Video is a key part of content

Video is having its moment. Rapidly falling production costs and increasing acceptance of online video in everyday life means it has reached a tipping point. And that means we are likely to see it become a main content format for B2B in 2013. It isn’t going to be a uniform adoption across all sectors but for businesses with complex products or services or products where a demonstration really helps to sell, video just makes sense.

Any B2B marketing agency who knows what they are doing is constantly looking at ways to effectively engage with prospects during the early stages of the buying cycle. In these phases, the prospect is unlikely to be actively considering options around actual purchase so their attention has to be earned. This often means looking to provide information of immediate value to the prospect, normally around their industry sector or their skill area. They’re short of time and you have plenty to say and you need to make it interesting, so video is a natural solution.

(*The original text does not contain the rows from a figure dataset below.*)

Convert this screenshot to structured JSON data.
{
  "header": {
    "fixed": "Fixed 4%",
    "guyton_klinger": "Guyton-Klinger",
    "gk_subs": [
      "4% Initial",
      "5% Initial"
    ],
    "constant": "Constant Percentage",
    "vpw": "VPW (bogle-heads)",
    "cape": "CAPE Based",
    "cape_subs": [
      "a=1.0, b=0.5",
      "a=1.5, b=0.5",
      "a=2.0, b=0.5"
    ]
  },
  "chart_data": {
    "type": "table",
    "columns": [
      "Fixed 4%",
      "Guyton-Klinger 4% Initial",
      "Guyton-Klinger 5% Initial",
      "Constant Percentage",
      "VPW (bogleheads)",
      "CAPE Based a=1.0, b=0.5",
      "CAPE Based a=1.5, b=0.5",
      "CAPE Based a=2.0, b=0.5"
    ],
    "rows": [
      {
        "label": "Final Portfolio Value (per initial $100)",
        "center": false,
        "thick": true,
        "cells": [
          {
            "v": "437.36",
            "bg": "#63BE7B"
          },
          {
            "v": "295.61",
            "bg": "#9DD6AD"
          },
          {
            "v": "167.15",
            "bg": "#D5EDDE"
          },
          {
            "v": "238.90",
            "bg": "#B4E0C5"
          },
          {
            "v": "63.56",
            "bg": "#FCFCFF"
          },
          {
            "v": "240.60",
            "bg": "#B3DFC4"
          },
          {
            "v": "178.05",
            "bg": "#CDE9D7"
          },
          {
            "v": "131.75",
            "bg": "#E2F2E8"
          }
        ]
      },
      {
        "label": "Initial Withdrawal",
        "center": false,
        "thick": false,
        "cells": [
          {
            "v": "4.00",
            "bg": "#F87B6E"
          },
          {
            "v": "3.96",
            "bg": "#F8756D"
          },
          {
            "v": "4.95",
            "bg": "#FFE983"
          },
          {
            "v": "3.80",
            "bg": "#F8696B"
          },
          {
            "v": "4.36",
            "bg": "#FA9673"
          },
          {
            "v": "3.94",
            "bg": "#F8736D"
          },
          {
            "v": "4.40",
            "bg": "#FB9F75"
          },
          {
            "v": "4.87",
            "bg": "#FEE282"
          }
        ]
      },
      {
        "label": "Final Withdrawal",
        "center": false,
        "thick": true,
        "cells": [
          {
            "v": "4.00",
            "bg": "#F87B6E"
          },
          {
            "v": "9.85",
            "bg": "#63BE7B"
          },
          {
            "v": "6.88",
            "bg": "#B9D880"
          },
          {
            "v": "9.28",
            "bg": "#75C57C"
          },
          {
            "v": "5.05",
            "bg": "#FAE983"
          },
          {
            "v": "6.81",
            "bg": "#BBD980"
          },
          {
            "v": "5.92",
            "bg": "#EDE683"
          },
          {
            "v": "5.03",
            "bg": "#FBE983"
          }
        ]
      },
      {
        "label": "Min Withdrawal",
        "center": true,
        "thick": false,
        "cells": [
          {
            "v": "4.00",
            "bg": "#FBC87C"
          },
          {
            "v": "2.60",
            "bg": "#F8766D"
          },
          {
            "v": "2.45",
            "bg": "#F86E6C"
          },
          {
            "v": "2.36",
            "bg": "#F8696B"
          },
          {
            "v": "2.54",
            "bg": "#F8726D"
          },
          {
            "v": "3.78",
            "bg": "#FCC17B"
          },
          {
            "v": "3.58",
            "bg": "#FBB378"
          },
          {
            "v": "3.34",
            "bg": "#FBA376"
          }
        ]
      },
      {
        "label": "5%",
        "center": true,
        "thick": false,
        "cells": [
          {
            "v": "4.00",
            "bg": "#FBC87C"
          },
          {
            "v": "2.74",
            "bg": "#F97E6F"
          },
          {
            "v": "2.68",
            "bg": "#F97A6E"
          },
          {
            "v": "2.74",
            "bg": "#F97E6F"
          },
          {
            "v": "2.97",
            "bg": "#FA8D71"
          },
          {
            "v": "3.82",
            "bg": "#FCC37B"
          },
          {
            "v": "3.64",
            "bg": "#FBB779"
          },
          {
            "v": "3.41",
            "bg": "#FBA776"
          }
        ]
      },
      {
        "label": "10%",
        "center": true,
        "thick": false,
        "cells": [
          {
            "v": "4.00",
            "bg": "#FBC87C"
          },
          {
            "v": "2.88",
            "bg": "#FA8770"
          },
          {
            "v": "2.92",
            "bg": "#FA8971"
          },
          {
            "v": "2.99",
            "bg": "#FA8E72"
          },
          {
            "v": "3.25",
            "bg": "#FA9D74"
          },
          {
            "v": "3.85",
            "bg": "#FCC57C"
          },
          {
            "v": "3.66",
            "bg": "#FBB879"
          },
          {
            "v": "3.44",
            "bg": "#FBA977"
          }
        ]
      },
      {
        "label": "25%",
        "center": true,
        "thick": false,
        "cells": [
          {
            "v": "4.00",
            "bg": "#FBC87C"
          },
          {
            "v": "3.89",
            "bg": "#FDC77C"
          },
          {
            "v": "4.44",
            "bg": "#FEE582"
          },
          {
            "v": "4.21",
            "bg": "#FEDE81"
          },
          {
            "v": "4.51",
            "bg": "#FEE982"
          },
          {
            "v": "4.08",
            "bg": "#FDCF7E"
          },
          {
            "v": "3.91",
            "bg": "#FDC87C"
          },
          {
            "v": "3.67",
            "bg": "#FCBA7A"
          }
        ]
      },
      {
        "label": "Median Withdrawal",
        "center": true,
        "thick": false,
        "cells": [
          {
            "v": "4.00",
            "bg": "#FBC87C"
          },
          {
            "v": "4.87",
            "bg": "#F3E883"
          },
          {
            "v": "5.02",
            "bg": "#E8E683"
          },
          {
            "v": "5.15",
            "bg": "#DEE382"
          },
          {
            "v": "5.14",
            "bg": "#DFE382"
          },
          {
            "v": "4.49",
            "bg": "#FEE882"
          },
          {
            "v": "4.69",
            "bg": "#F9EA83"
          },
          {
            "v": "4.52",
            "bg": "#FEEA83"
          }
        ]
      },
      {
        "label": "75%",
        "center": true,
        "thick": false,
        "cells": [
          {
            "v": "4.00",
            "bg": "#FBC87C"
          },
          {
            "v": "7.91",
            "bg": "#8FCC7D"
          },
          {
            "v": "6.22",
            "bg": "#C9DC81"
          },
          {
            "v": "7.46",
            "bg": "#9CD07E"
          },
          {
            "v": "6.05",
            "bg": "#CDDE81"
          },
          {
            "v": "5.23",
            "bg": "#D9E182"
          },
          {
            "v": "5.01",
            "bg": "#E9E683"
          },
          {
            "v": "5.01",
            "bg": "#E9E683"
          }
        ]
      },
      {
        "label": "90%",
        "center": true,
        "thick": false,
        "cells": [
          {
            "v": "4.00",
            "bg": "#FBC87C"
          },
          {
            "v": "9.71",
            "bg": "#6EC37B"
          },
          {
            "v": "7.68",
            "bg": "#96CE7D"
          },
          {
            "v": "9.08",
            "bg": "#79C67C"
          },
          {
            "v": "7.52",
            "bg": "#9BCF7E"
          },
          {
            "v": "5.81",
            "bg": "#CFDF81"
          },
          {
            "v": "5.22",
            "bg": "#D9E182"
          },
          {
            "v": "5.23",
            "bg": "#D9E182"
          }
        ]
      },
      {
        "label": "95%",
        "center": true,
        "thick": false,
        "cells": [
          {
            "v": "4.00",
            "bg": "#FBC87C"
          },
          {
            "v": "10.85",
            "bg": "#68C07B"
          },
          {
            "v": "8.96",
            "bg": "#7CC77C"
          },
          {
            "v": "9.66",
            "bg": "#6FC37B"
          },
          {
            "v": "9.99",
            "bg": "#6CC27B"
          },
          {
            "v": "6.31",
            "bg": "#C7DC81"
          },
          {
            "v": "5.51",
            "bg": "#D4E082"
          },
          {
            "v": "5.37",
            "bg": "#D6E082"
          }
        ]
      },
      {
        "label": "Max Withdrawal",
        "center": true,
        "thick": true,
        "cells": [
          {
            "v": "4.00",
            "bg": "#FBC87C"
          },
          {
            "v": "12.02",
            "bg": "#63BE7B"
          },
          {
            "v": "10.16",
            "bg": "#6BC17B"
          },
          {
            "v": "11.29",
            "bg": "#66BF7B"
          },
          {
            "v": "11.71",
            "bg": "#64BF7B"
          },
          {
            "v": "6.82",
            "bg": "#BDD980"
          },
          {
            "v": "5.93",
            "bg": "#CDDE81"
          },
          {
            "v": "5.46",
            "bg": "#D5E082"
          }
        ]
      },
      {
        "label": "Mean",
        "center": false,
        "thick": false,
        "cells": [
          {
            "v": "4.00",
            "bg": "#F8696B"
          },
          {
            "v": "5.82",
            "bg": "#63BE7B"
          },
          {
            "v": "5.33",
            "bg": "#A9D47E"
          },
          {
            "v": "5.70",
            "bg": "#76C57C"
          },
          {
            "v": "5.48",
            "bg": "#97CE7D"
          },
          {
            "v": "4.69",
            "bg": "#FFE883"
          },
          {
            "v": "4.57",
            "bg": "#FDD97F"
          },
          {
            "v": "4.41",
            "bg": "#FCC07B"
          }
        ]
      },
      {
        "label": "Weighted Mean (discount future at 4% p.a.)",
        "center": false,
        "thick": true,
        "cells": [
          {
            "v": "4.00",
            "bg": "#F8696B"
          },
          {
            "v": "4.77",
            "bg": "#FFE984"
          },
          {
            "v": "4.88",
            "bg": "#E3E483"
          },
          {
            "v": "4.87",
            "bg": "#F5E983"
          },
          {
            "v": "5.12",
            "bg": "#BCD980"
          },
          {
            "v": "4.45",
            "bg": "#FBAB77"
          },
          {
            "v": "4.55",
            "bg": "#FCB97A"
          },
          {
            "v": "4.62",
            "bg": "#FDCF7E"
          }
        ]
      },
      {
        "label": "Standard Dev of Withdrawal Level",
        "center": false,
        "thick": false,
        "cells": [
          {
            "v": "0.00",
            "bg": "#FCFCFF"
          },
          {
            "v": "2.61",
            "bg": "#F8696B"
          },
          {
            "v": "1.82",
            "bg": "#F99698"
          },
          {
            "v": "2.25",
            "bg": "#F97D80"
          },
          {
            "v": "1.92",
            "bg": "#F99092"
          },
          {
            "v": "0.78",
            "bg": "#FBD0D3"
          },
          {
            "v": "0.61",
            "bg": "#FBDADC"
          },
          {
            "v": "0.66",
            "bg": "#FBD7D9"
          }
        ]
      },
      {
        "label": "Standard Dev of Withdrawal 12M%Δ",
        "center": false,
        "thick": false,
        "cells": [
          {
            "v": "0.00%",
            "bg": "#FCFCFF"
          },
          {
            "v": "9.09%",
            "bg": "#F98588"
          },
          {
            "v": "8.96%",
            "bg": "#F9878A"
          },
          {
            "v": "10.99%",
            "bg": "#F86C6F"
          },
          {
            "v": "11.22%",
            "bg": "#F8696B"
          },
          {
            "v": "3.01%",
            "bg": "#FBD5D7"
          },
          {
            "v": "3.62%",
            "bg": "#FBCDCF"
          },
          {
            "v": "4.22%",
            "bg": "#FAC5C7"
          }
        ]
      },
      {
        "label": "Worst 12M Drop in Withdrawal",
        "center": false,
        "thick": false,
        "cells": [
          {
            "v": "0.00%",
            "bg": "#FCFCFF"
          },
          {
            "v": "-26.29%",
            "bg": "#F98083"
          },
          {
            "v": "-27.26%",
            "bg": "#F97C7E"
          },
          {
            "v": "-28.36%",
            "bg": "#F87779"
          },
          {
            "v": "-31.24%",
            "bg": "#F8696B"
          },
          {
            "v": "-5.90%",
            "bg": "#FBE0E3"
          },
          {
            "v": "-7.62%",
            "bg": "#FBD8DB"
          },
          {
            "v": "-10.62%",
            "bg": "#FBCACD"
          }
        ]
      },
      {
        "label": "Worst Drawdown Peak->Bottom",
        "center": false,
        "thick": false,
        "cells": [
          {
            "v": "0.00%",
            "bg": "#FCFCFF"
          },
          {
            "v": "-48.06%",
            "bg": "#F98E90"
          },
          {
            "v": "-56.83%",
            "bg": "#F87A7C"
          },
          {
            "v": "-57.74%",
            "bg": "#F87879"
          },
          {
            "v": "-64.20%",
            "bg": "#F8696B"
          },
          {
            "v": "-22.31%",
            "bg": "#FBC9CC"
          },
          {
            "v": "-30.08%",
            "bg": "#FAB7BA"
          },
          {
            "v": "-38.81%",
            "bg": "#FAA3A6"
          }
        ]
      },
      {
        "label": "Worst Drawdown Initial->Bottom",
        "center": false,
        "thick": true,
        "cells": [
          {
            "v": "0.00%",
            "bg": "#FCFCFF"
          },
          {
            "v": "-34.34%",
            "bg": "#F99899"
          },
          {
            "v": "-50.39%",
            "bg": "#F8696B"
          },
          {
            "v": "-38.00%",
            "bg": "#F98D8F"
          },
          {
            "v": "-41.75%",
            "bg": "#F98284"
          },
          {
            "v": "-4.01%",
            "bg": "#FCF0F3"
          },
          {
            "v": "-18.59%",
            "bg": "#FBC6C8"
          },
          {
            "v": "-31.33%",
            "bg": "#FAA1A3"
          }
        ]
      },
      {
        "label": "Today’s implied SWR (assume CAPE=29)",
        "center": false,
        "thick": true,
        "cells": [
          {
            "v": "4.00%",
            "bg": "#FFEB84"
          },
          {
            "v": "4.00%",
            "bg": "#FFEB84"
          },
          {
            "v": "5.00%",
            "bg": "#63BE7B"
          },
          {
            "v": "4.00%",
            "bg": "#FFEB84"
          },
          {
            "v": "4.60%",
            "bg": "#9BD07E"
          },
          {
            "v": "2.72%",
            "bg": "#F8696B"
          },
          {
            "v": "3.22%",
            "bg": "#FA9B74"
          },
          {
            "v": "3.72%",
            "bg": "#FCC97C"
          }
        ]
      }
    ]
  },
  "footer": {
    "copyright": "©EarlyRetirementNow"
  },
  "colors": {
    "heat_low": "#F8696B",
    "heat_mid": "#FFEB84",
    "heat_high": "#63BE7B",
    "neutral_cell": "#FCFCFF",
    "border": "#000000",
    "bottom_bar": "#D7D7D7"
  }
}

If video isn’t already a part of your lead nurturing process, it might be time to ask your marketing agency why not.

Monday
Nov192012

A lead generation SLA?

HubSpot recently argued in a paper titled “The complete guide to unifying your sales & marketing efforts” that there should in fact within companies be a Service Level Agreement (SLA) between the sales and marketing department. Though initially this sounds like a throwaway comment by the author, the more this idea is considered the more sense it makes.

Where we see step-change success with our clients, is where there is real transparency and cooperation between the sales and marketing teams with both focussed on the same end game. Though this success is often forged as much by the personalities of the individuals involved as the working processes within the business.  It’s not that each sides knows the others job inside out but that they both value each other’s contribution and both have a shared understanding of the overall lead nurturing process. That shared understanding of the lead nurturing process means they share a common valuation of the leads they are developing, a common time scale and most importantly a shared process to nurture the lead towards the sale.

So possibly B2B marketing agencies when looking at developing customer acquisition campaigns should look to focus as much effort on ensuring an SLA is in place between the sales and marketing teams, as they do in developing compelling creative.

Monday
Oct222012

Marketing automation, will it be a success?

Ten to fifteen ago, a new panacea to all B2B marketers’ problems was sweeping the country. It was “CRM Systems”. You couldn’t get through a meeting without a Marketing Director letting you know it was going to change everything within their business. Except it didn’t. Gartner put the failure rate of these multi-million pound endeavours at a modest 50% while Butler Group assessed failure rates at around 70%. With hindsight there were a number of reasons for this incredibly high failure rate but one that stood out was the lack of customer focus most of them had. They were often led by the CIO and seen as extensions of internal enterprise systems, the benefit to the customer or the marketing effectiveness was hardly discussed.

Fast forward to the present day and we are now hearing about the unstoppable progress of marketing automation. Will it work for B2B companies? Will it answer all their demand generation requirements? Well probably, if it is done right. The key to success isn’t assessing what the automation solution can do and implementing that regardless. It’s about focussing on how it will help marketing deepen relationships and nurture leads and only implementing automation when it is clearly providing a benefit to the customer or prospect. If marketing leads the implementation of marketing automation within the business then there is a high chance of success, if it is led from somewhere else within the business, B2B marketing departments could have another crushing disappointment on their hands.